I’m slowly sinking back into my revision, after an absurdly long time away from it. Life happens, and last year, it happened to me. I got a lot of other things done–for instance, that blogging regularly goal, and quite a few new words–but the revision, and the focus that takes were just not one of them.
I just finished cutting away the excess. I don’t want to revise every single wandering train of thought that choo-choo-ed its way through my mind, and that was a lot of bulk. I think that process took away half of the raw words off the bat.
Now, I’m working on figuring out just how many words I have left, and how I want to use those words.
I have about 40,000 words I’m good with. The first chunk of the novel has already been organized and revised, and it’s… well, either breathtakingly brilliant or mind-boggling awful, depending on how I’m feeling at any given moment. Anyway, it’s pretty much done.
Science Fiction and Fantasy novels can be pretty big, but with some guidance from Uncle Google, I see that 100,000 – 115,000 is a good range to aim for. So… subtract my 40,000 words, and I wind up with 60-75 k left to go.
I’m using three different colors of index card here:
- Green–for the things that are already IN the book.
- Violet–for the 60,000 words that are well and truely safe.
- Yellow–for the next 15-20,ooo, which are creeping toward that limit, or possibly over it.
For the new/or yet-to -revise portions of the book, I’m figuring 2,000 words per scene, which works out to 30 violet cards and 10 yellow cards.
Then, I sat down and wrote out lists of all the scenes the book NEEDS. One for my main characters and one for my antagonist/main subplot/whatever we’re calling her.
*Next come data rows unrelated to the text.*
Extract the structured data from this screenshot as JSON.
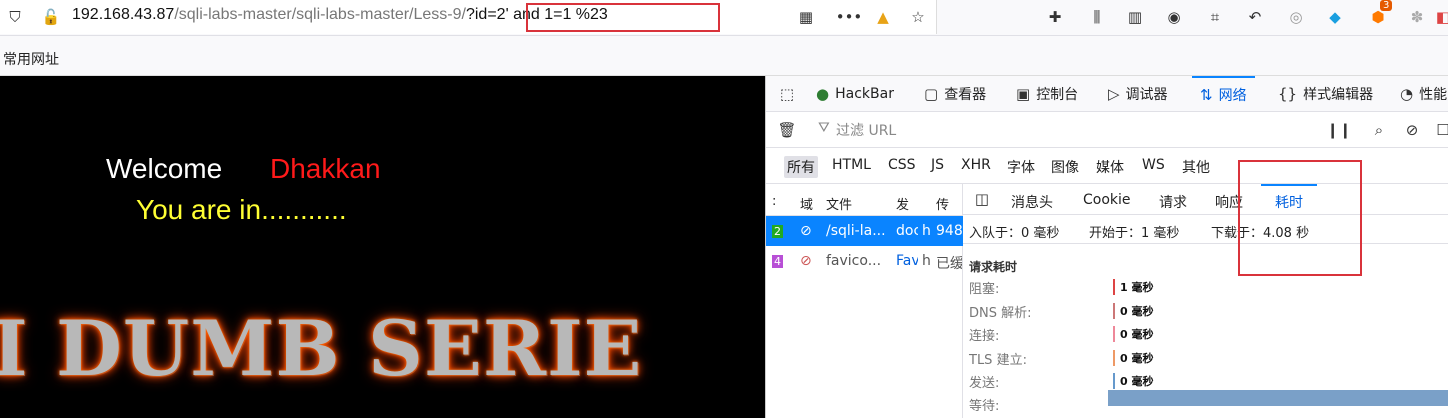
{
  "browser": {
    "url_host": "192.168.43.87",
    "url_path": "/sqli-labs-master/sqli-labs-master/Less-9/",
    "url_query": "?id=2' and 1=1 %23",
    "bookmark": "常用网址",
    "ext_badge": "3"
  },
  "page": {
    "welcome": "Welcome",
    "name": "Dhakkan",
    "status": "You are in...........",
    "banner": "I DUMB SERIE"
  },
  "devtools": {
    "tabs": [
      "HackBar",
      "查看器",
      "控制台",
      "调试器",
      "网络",
      "样式编辑器",
      "性能"
    ],
    "filter_placeholder": "过滤 URL",
    "types": [
      "所有",
      "HTML",
      "CSS",
      "JS",
      "XHR",
      "字体",
      "图像",
      "媒体",
      "WS",
      "其他"
    ],
    "list_headers": [
      ":",
      "域",
      "文件",
      "发",
      "传"
    ],
    "rows": [
      {
        "status": "2",
        "file": "/sqli-la...",
        "initiator": "doc",
        "type": "h",
        "size": "948"
      },
      {
        "status": "4",
        "file": "favico...",
        "initiator": "Fav",
        "type": "h",
        "size": "已缓"
      }
    ],
    "detail_tabs": [
      "消息头",
      "Cookie",
      "请求",
      "响应",
      "耗时"
    ],
    "summary": {
      "queued": "入队于：0 毫秒",
      "started": "开始于：1 毫秒",
      "downloaded": "下载于：4.08 秒"
    },
    "timings_title": "请求耗时",
    "timings": [
      {
        "label": "阻塞:",
        "value": "1 毫秒"
      },
      {
        "label": "DNS 解析:",
        "value": "0 毫秒"
      },
      {
        "label": "连接:",
        "value": "0 毫秒"
      },
      {
        "label": "TLS 建立:",
        "value": "0 毫秒"
      },
      {
        "label": "发送:",
        "value": "0 毫秒"
      },
      {
        "label": "等待:",
        "value": ""
      }
    ]
  }
}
That eats up twenty three of my violet plot cards, and brings the currently planned total somewhere around 86,000 words.
Deep breath, and exhale. I am definitely going to be able to squeeze everything into ONE free-standing book. I was worried about that. Particularly since it definitely isn’t two whole books.
So, now, I’m debating whether I have the willpower to just sit down and write through those cards without tinkering with much of anything on the way.